After the shock, she accepted.
"Who doesn't like a good party?" Hudson says.
Instead of a wedding reception on Oct. 19, the ballroom was scheduled to be rocking out with a Halloween party for CCRI's clients and their families.
"Most of the people we serve are on a very limited income," Hudson says. "This is something many of them have never done before, to go to a fancy party in a crystal ballroom."
"I heard that one client was so excited that he immediately put on his Halloween costume," Marxen says. "That put a smile on my face. I think it was the start of my healing process."
Marxen said she wouldn't be attending the party. She and her parents planned to fly to Las Vegas to visit a friend.
"To get my mind off my wedding," Marxen says. "I hope to be lying by a pool on Saturday."
Marxen's happy ending isn't really about the Vegas sun, though; it's about how she changed her story -- a story that has since gone viral after a local television station first told the public about her gift.
"I don't want this to be a story about someone breaking my heart," Marxen says. "It's a story about making something really good out of something really bad that happened to me."
I know this because my wife was a qualified school teacher from London, England. If it wasn't for her pension we would both be up the proverbial creek in Canada.
Lovely smile, lovely person. Wish her well in the future. We need more generous people like her who can turn adversity into something positive for others.
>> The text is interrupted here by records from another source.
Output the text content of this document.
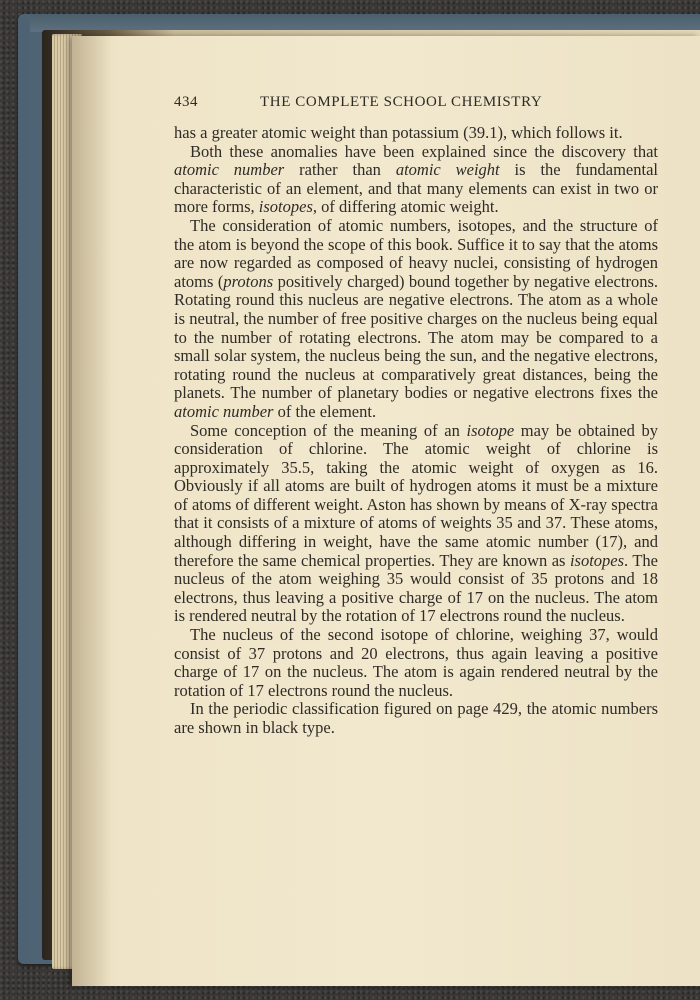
434	THE COMPLETE SCHOOL CHEMISTRY

has a greater atomic weight than potassium (39.1), which follows it.

Both these anomalies have been explained since the discovery that atomic number rather than atomic weight is the fundamental characteristic of an element, and that many elements can exist in two or more forms, isotopes, of differing atomic weight.

The consideration of atomic numbers, isotopes, and the structure of the atom is beyond the scope of this book. Suffice it to say that the atoms are now regarded as composed of heavy nuclei, consisting of hydrogen atoms (protons positively charged) bound together by negative electrons. Rotating round this nucleus are negative electrons. The atom as a whole is neutral, the number of free positive charges on the nucleus being equal to the number of rotating electrons. The atom may be compared to a small solar system, the nucleus being the sun, and the negative electrons, rotating round the nucleus at comparatively great distances, being the planets. The number of planetary bodies or negative electrons fixes the atomic number of the element.

Some conception of the meaning of an isotope may be obtained by consideration of chlorine. The atomic weight of chlorine is approximately 35.5, taking the atomic weight of oxygen as 16. Obviously if all atoms are built of hydrogen atoms it must be a mixture of atoms of different weight. Aston has shown by means of X-ray spectra that it consists of a mixture of atoms of weights 35 and 37. These atoms, although differing in weight, have the same atomic number (17), and therefore the same chemical properties. They are known as isotopes. The nucleus of the atom weighing 35 would consist of 35 protons and 18 electrons, thus leaving a positive charge of 17 on the nucleus. The atom is rendered neutral by the rotation of 17 electrons round the nucleus.

The nucleus of the second isotope of chlorine, weighing 37, would consist of 37 protons and 20 electrons, thus again leaving a positive charge of 17 on the nucleus. The atom is again rendered neutral by the rotation of 17 electrons round the nucleus.

In the periodic classification figured on page 429, the atomic numbers are shown in black type.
I think a girl who is that cute, is smart enough to become a pediatric nurse, and is kind enough to think of others when her heart was broken, will someday find someone more worthy of her. As others have said, better that the fiancé broke things off now. The day will come when she’s glad she didn’t end up with someone who’s not enraptured with her. Girls: never marry someone who isn’t desperate to marry you. Never try to drag a man to the altar.
lol, my guess would be there is something wrong with the guy who breaks an engagement over the phone. She’s a lucky girl.